What’s Another $45 Million At The Energy Department?

Posted on Sat 09/07/2013 by


NickLorisBy Nicolas Loris ~

Image Credit - Newscom

Image Credit – Newscom

The Department of Energy (DOE) announced it is spending $45 million of taxpayer money for 38 different projects for advanced transportation technologies. But private companies should be making these investments on their own to provide the best products available for consumers.

The 38 projects funded by DOE are going to universities, laboratories, and private companies for development of more efficient batteries for electric vehicles, advanced fuels and lubricants, efficient heating ventilations and air conditioning systems, and the next generation of lightweight materials to make cars lighter while not compromising safety.

The list of projects come across as innovative, cutting-edge, and perhaps transformative of the transportation industry.

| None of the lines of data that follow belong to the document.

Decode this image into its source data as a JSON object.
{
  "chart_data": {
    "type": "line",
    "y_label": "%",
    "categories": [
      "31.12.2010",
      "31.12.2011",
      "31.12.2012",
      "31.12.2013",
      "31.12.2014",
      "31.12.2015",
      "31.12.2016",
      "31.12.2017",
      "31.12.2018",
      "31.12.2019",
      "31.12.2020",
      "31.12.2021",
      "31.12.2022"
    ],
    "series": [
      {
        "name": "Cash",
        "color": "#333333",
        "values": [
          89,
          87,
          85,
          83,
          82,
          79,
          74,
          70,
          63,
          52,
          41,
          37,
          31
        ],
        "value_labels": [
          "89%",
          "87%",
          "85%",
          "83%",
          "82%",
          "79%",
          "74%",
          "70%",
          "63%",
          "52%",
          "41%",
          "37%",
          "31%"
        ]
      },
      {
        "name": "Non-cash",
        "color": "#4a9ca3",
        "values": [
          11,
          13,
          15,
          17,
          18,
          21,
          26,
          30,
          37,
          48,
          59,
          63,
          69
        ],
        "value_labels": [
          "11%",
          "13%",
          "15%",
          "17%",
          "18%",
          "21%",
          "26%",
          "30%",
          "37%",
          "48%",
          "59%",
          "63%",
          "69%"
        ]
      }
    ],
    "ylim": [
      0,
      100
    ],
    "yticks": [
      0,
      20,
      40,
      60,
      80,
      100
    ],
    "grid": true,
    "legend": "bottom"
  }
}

But automakers and other manufacturers are not paying for this research themselves; they’re relying on taxpayer money.

If companies believe it is in their best interest to invest in research and development, they should make those investments with their own money. The companies that identify opportunities will capture the economic benefits, and those that don’t will remain stagnant or suffer. When companies have to make those choices with their own money, risk and reward are properly aligned.

In some instances, the DOE spending is blatant corporate welfare. DOE awarded $1.5 million to Caterpillar, $1.75 million to General Electric, $3 million to 3M Company, and $350,000 to Ford Motor Company. If these companies believe it is valuable to work with the DOE laboratories and universities, they should do so, but there is no need for taxpayers to subsidize them.

Proponents of the $45 million in spending argue that private-sector spending on research and development has atrophied and that the research will help the auto industry broadly. But there are a lot of companies that still invest in research, and those that don’t have good reasons for doing so.

First, there is little reason to invest your own money when you can get someone else to pay for it. Government-funded research is crowding out research that could be done privately.

Further, these companies may have better uses for their money and may not find the research investments worthwhile. Removing DOE initiatives such as this latest one would prevent the government from nudging private-sector investments in the wrong direction and allow companies to manage their resources as they see fit to capture the most value for their company and the best product for the buyer. The ones that succeed in being entrepreneurial and innovative will be properly rewarded.

Markets drive innovation forward, creating new wealth and new opportunities and improving efficiency along the way. Some of these research initiatives may be worthwhile projects, and if they are, the private sector will recognize that and find ways to finance it. Having the DOE fund the research merely wastes taxpayer money.

Nicolas Loris, an economist, is a Policy Analyst at The Heritage Foundation . http://www.heritage.org/  Roe Institute for Economic Policy Studies. Loris researches and writes about energy prices and other economic effects of environmental policies and regulations, including climate change and “cap and trade” legislation. He also articulates the benefits of free market environmentalism.